Quan Tran wins first Circuit ring at Choctaw Durant in just his third ever event

Durant, OK (January 17, 2022)Quan Tran is the latest Main Event champion of the 2021/2022 World Series of Poker Circuit season after he topped a massive field of 1,411 entries to walk away with the Choctaw Durant $1,700 Main Event title, a $336,412 top prize, and a seat into the 2022 Tournament of Champions.

Tran came into the final day second in chips and eliminated four players to start off the day to take the chip lead into the final table where he eliminated three of eight opponents. The final table dominance secured Tran's first gold ring, which was a very special moment for him, and taking down over $336,000 to go along with it was rewarding as well.


"I feel amazing and overwhelmed at the same time," Tran said after his victory. Tran continued, "This was my third Circuit event ever and since the first one it has been a dream of mine to win a ring and become a WSOP Circuit Main Event winner."  

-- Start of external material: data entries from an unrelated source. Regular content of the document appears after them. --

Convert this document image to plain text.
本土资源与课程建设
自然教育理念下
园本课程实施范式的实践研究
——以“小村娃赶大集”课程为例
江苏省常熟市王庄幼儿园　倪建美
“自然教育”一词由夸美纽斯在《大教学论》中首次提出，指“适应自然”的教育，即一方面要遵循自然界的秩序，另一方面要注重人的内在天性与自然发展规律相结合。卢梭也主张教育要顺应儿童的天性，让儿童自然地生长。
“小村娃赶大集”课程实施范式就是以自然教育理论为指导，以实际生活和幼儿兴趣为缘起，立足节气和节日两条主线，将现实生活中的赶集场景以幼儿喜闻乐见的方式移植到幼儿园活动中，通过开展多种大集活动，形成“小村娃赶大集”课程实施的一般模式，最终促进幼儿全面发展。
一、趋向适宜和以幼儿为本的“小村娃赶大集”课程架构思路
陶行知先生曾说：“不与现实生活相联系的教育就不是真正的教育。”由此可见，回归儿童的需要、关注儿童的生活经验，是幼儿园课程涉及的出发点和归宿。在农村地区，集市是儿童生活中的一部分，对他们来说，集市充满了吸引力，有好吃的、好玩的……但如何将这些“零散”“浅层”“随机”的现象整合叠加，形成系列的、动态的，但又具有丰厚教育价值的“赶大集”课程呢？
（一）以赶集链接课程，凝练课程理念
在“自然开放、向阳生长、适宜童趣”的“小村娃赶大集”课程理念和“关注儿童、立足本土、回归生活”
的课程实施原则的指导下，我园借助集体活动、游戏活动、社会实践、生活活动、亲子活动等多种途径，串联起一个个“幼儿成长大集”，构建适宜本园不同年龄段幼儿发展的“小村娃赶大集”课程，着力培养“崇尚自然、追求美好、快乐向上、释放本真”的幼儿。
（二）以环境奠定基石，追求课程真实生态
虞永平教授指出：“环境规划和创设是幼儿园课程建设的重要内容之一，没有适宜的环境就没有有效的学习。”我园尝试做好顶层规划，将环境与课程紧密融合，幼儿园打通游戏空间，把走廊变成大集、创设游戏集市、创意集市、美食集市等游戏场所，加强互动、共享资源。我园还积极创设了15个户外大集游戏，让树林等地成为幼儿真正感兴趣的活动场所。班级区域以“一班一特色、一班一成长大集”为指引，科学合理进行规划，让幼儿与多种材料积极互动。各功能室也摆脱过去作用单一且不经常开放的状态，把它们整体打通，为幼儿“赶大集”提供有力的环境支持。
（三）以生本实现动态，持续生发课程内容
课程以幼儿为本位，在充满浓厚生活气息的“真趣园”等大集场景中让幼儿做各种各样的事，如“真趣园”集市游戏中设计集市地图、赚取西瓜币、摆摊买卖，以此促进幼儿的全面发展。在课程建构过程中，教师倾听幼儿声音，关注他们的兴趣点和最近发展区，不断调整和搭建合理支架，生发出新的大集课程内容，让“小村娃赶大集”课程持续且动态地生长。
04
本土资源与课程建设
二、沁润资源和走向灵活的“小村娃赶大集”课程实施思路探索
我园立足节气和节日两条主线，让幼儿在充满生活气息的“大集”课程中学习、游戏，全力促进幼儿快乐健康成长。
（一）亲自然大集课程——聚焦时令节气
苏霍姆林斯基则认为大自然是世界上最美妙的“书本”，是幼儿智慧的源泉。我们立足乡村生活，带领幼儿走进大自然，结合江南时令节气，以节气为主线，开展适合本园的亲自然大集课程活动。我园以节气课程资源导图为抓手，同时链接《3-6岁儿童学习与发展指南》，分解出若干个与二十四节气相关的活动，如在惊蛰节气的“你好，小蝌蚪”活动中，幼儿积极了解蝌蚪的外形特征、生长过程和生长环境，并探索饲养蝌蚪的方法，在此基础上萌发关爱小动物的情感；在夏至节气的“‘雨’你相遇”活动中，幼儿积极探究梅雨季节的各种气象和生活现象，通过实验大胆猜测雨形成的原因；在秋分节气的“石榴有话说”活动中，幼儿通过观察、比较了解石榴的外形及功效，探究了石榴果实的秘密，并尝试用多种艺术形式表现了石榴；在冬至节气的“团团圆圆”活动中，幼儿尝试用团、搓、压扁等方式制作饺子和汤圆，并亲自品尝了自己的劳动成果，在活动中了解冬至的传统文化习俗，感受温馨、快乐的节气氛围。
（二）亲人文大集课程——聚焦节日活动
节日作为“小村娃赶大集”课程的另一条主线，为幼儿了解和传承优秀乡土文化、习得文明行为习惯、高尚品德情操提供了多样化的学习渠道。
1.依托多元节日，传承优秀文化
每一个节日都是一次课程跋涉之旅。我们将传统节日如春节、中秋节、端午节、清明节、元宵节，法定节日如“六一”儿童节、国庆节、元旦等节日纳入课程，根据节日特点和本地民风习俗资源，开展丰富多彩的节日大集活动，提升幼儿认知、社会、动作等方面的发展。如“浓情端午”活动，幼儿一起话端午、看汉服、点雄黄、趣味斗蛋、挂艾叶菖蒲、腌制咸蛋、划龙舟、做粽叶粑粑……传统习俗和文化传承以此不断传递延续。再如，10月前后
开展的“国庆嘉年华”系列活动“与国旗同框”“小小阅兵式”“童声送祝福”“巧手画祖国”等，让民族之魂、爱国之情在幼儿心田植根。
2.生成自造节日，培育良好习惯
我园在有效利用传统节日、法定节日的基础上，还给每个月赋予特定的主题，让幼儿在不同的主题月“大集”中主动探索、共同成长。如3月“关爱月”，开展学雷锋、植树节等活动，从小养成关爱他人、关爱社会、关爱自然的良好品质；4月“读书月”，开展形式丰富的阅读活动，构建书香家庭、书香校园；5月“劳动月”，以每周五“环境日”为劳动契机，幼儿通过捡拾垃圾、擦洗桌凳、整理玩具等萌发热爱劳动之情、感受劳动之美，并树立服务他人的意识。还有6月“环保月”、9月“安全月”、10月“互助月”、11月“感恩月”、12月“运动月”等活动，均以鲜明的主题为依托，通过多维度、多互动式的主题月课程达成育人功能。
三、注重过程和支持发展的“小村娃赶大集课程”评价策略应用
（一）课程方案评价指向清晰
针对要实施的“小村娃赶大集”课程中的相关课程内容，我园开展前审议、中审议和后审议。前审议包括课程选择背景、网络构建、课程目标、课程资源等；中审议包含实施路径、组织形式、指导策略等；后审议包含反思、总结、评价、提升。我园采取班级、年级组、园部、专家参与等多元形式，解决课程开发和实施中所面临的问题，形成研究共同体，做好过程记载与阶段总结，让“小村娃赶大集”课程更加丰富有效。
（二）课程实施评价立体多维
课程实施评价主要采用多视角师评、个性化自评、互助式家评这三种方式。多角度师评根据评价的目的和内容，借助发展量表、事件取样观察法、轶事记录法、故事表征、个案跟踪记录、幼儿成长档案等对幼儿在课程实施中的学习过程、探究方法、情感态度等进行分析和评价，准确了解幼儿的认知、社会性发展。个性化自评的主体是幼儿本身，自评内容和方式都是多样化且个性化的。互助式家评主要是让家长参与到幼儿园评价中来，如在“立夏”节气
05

Tran added, "It's a very kind of special to begin this Vietnamese new year off with being able to have my picture hanging from the banner for everyone to see my face." 


Final Table Results 

1st Place - Quan Tran - $336,412

2nd Place - Rual Garza - $207,928

3rd Place - Jessica Vierling - $158,286

4th Place - Hayden Fortini - $121,449

5th Place - Nate Steuer - $93,926

6th Place - Jonathan Bennett - $73,224

7th Place - Rick Alvarado - $57,547

8th Place - Justin Coliny - $45,595

9th Place - Richard Bennett - $36,423


Day 3 Action


The final day of the Main Event saw 16 players return from Day 2, each guaranteed at least a $19,516 payday. The action kicked right into gear off the bat with an early bust out after WSOP bracelet winner Brian Green got his short stack in the middle with ace-five offsuit and was called by Jonathan Bennett holding a dominating ace-queen. Green was unable to pair his five and was the first player to exit on the final day. 


Shortly after, Matthew Wantman found himself in a similar situation holding a dominated ace-nine against Rual Garza's ace-queen. Garza was able to pair his queen on the flop, but Wantman picked up a gutshot straight draw. Unfortunately for Wantman, he was unable to complete and became the second elimination of the day. 


The next Level saw a flurry of eliminations as three-time ring winner Abraham Araya (14th - $23,828), Daniel Hughes (13th - $23,828), Dan Tomlinson (12th - $29,337), Chase Reagan (11th - $29,337), and Walter Rodriguez (10th - $29,337) all made their exit before the end of the second level of the day, setting the stage for the final table.


Final Table Action

The final table started out in the same fashion as the beginning of the day with an elimination off the bat after Richard Bennett failed to connect with his ace-queen after Tran flopped a pair of fives with seven-five suited and was the first player to make his exit at the final table.


The next elimination occurred once Justin Coliny got his chips in the middle after flopping top two-pair with big slick but was behind Garza's flopped set of sixes, ending his tournament in eighth place.


A few short hands later saw the next body drop after WSOP bracelet winner Rick Alvarado four-bet jammed preflop with king-jack offsuit and was snap-called by Jessica Vierling holding pocket aces. Alvarado turned a jack but was unable to crack Vierling's aces on the river and departed in seventh place.


The next casualty happened right before the end of Level 31 when Jonathan Bennett's suited ace-five was tripped-up by Nate Steuer's king eight, sending Bennett out in sixth place.


Once players returned from break, Steuer and Garza got into a back-and-forth all-in battle with Steuer taking the first match but ultimately ended up on the losing end after Garza picked-up big slick in back-to-back hands to end Steuer's tournament in fifth place ($93,926).


After Steuer's departure, the chips shuffled around a bit as Hayden Fortini started to climb the leaderboard winning a few big hands to put him second in chips. Unfortunately for him, his tournament would come to an abrupt end after he got his chips in the middle preflop holding ace-king and was called by Tran holding the same hand. More often than not, this situation would end in a chop, but Tran turned a four-card flush and ended Fortini's tournament in fourth place ($122,449).


Following Fortini's exit was the start of day chip leader Vierling who check-jammed after flopping top pair with queen-eight and was called by Tran holding a dominating queen-nine. Vierling was unable to take the lead and her run ended in third place ($158,286).


The heads-up battle only lasted one hand after Garza called off his short after a ten-high flop holding a made hand of threes only to find pout Tran held a better made hand of sevens. Garza was unable to find a set as he finished runner-up for $207,928.